Because it is so far from the Sun, astronomers had a hard time measuring Pluto's size. Astronomers finally got it right in the 1980s, after James Christy discovered a companion object. By watching Pluto and the companion, named Charon, eclipse each other, they measured Pluto's diameter at about 1,400 miles -- about one-third less than the diameter of Earth's Moon.
Pluto is basically a ball of frozen nitrogen, methane, and carbon dioxide wrapped around a small core of rock. On average, it's farther from the Sun than any other of the major planets, so its surface is bitterly cold.
When it passes closest to the Sun, as it last did in 1989, some of its surface ice vaporizes, giving Pluto a thin, cold atmosphere of nitrogen and methane. As the planet retreats from the Sun, though, the atmosphere should freeze and fall to the surface as fresh ice.
The atmosphere vaporizes and refreezes because Pluto follows a highly elliptical orbit, so its distance from the Sun varies by almost two billion miles. That odd orbit led to a lively discussion about Pluto's origin and even its classification. Its orbital path lies within the Kuiper Belt, a region that encircles the realm of the planets. The belt may contain millions of balls of rock and ice that are similar to Pluto, including many that are almost as big -- and a few that may be even bigger.
Astronomers have detected frozen water on the surface of Charon, which is different from the composition of Pluto.

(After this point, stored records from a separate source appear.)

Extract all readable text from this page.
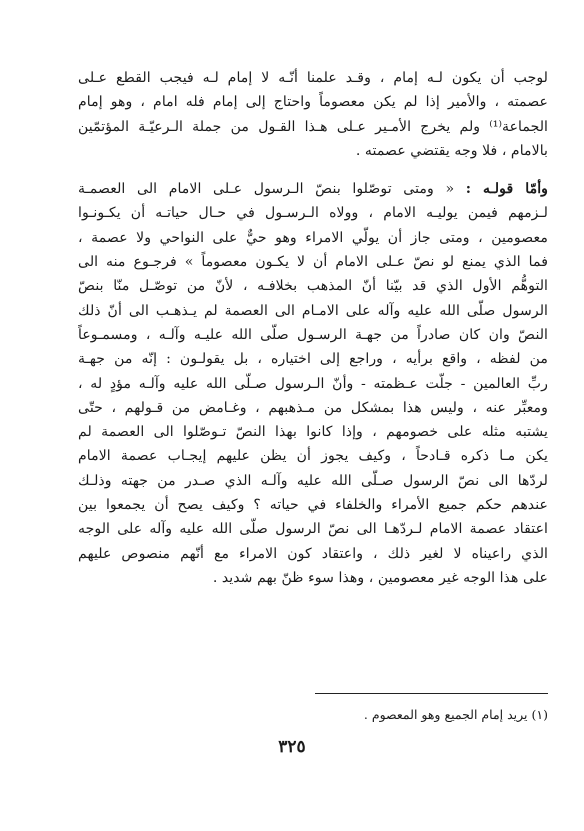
لوجب أن يكون لـه إمام ، وقـد علمنا أنّـه لا إمام لـه فيجب القطع عـلى
عصمته ، والأمير إذا لم يكن معصوماً واحتاج إلى إمام فله امام ، وهو إمام
الجماعة⁽¹⁾ ولم يخرج الأمـير عـلى هـذا القـول من جملة الـرعيّـة المؤتمّين
بالامام ، فلا وجه يقتضي عصمته .
وأمّا قولـه : « ومتى توصّلوا بنصّ الـرسول عـلى الامام الى العصمـة
لـزمهم فيمن يوليـه الامام ، وولاه الـرسـول في حـال حياتـه أن يكـونـوا
معصومين ، ومتى جاز أن يولّي الامراء وهو حيٌّ على النواحي ولا عصمة ،
فما الذي يمنع لو نصّ عـلى الامام أن لا يكـون معصوماً » فرجـوع منه الى
التوهُّم الأول الذي قد بيّنا أنّ المذهب بخلافـه ، لأنّ من توصّـل منّا بنصّ
الرسول صلّى الله عليه وآله على الامـام الى العصمة لم يـذهـب الى أنّ ذلك
النصّ وان كان صادراً من جهـة الرسـول صلّى الله عليـه وآلـه ، ومسمـوعاً
من لفظه ، واقع برأيه ، وراجع إلى اختياره ، بل يقولـون : إنّه من جهـة
ربِّ العالمين - جلّت عـظمته - وأنّ الـرسول صـلّى الله عليه وآلـه مؤدٍ له ،
ومعبِّر عنه ، وليس هذا بمشكل من مـذهبهم ، وغـامض من قـولهم ، حتّى
يشتبه مثله على خصومهم ، وإذا كانوا بهذا النصّ تـوصّلوا الى العصمة لم
يكن مـا ذكره قـادحاً ، وكيف يجوز أن يظن عليهم إيجـاب عصمة الامام
لردّها الى نصّ الرسول صـلّى الله عليه وآلـه الذي صـدر من جهته وذلـك
عندهم حكم جميع الأمراء والخلفاء في حياته ؟ وكيف يصح أن يجمعوا بين
اعتقاد عصمة الامام لـردّهـا الى نصّ الرسول صلّى الله عليه وآله على الوجه
الذي راعيناه لا لغير ذلك ، واعتقاد كون الامراء مع أنّهم منصوص عليهم
على هذا الوجه غير معصومين ، وهذا سوء ظنّ بهم شديد .
(١) يريد إمام الجميع وهو المعصوم .
٣٢٥
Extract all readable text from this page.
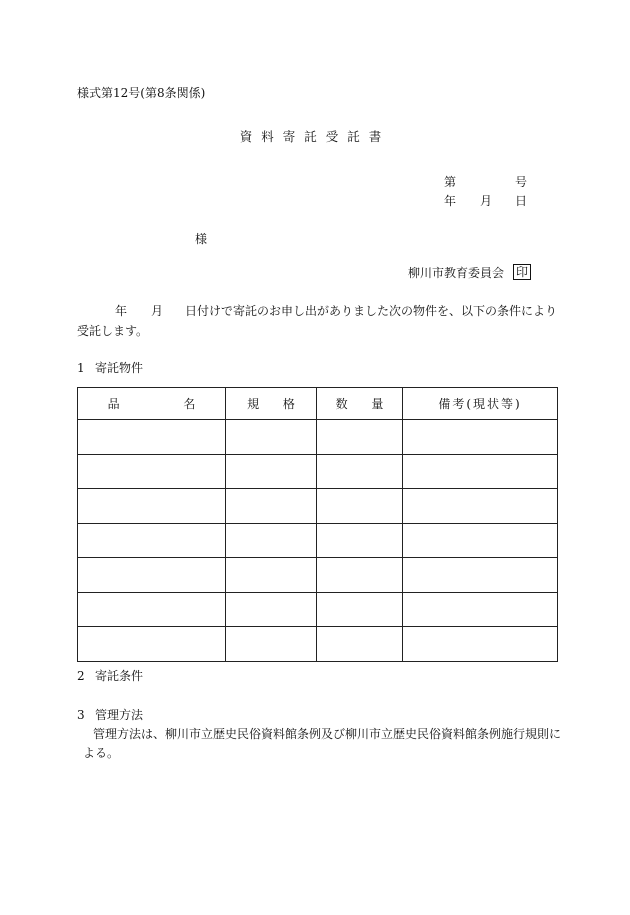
様式第12号(第8条関係)
資料寄託受託書
第	号
年 月 日
様
柳川市教育委員会 印
年 月 日付けで寄託のお申し出がありました次の物件を、以下の条件により
受託します。
1 寄託物件
品 名	規 格	数 量	備考(現状等)

2 寄託条件
3 管理方法
管理方法は、柳川市立歴史民俗資料館条例及び柳川市立歴史民俗資料館条例施行規則に
よる。
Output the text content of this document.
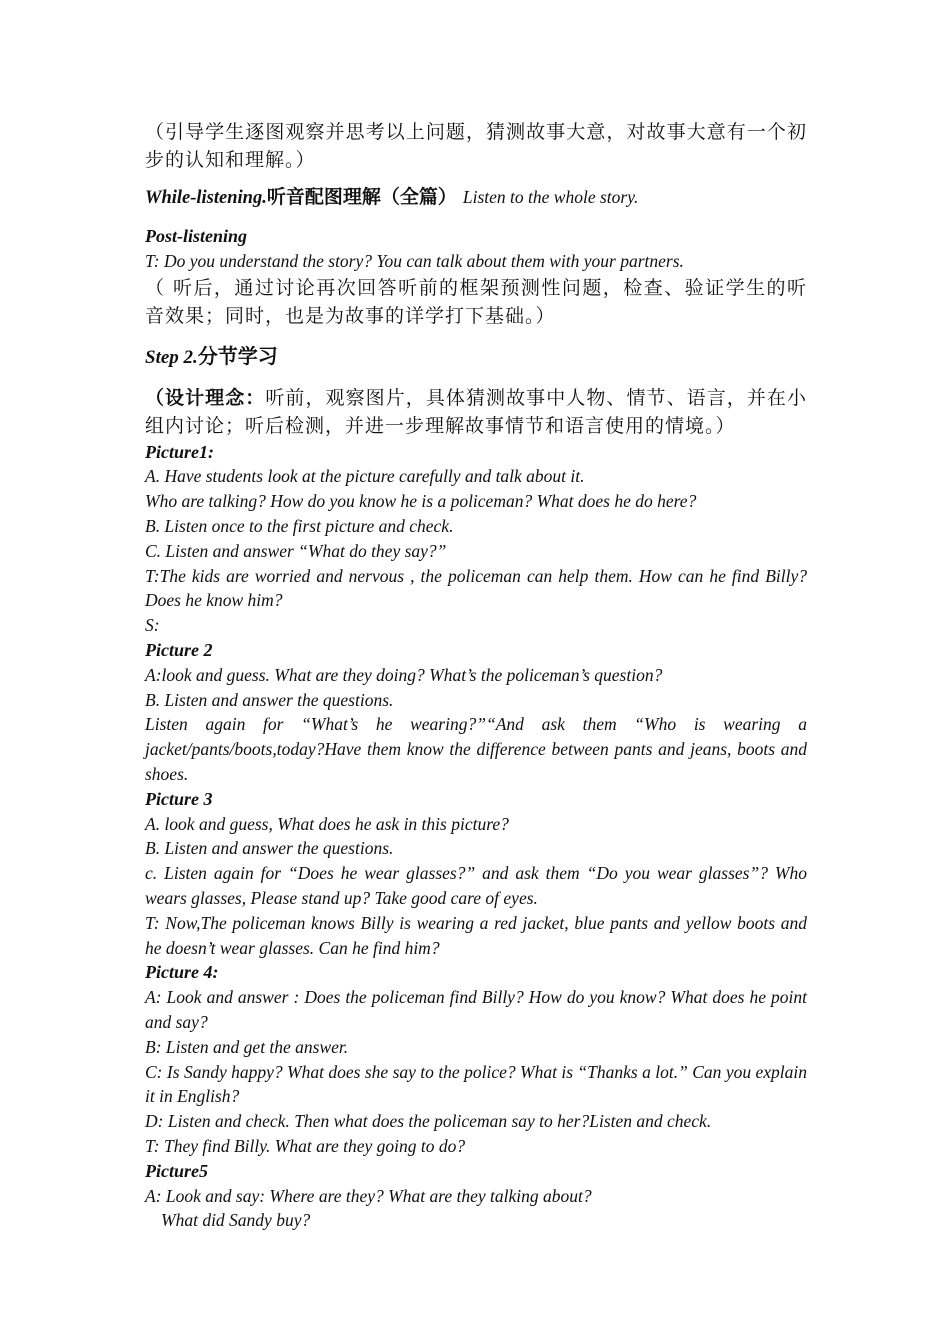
（引导学生逐图观察并思考以上问题，猜测故事大意，对故事大意有一个初步的认知和理解。）
While-listening.听音配图理解（全篇） Listen to the whole story.
Post-listening
T: Do you understand the story? You can talk about them with your partners.
（ 听后，通过讨论再次回答听前的框架预测性问题，检查、验证学生的听音效果；同时，也是为故事的详学打下基础。）
Step 2.分节学习
（设计理念：听前，观察图片，具体猜测故事中人物、情节、语言，并在小组内讨论；听后检测，并进一步理解故事情节和语言使用的情境。）
Picture1:
A. Have students look at the picture carefully and talk about it.
Who are talking? How do you know he is a policeman? What does he do here?
B. Listen once to the first picture and check.
C. Listen and answer “What do they say?”
T:The kids are worried and nervous , the policeman can help them. How can he find Billy? Does he know him?
S:
Picture 2
A:look and guess. What are they doing? What’s the policeman’s question?
B. Listen and answer the questions.
Listen again for “What’s he wearing?”“And ask them “Who is wearing a jacket/pants/boots,today?Have them know the difference between pants and jeans, boots and shoes.
Picture 3
A. look and guess, What does he ask in this picture?
B. Listen and answer the questions.
c. Listen again for “Does he wear glasses?” and ask them “Do you wear glasses”? Who wears glasses, Please stand up? Take good care of eyes.
T: Now,The policeman knows Billy is wearing a red jacket, blue pants and yellow boots and he doesn’t wear glasses. Can he find him?
Picture 4:
A: Look and answer : Does the policeman find Billy? How do you know? What does he point and say?
B: Listen and get the answer.
C: Is Sandy happy? What does she say to the police? What is “Thanks a lot.” Can you explain it in English?
D: Listen and check. Then what does the policeman say to her?Listen and check.
T: They find Billy. What are they going to do?
Picture5
A: Look and say: Where are they? What are they talking about?
What did Sandy buy?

That suggests that Charon formed from the debris from a collision between Pluto and another large body, which may be the same process that gave birth to Earth's moon.
NASA's New Horizons mission became the first spacecraft to visit Pluto when it skimmed past the dwarf planet on July 14, 2015. The craft photographed Pluto and its five known moons, measured the surface composition of Pluto and Charon, and made many other observations. Because of the great distance from Earth, however, it will take months to transmit all the data from its encounter.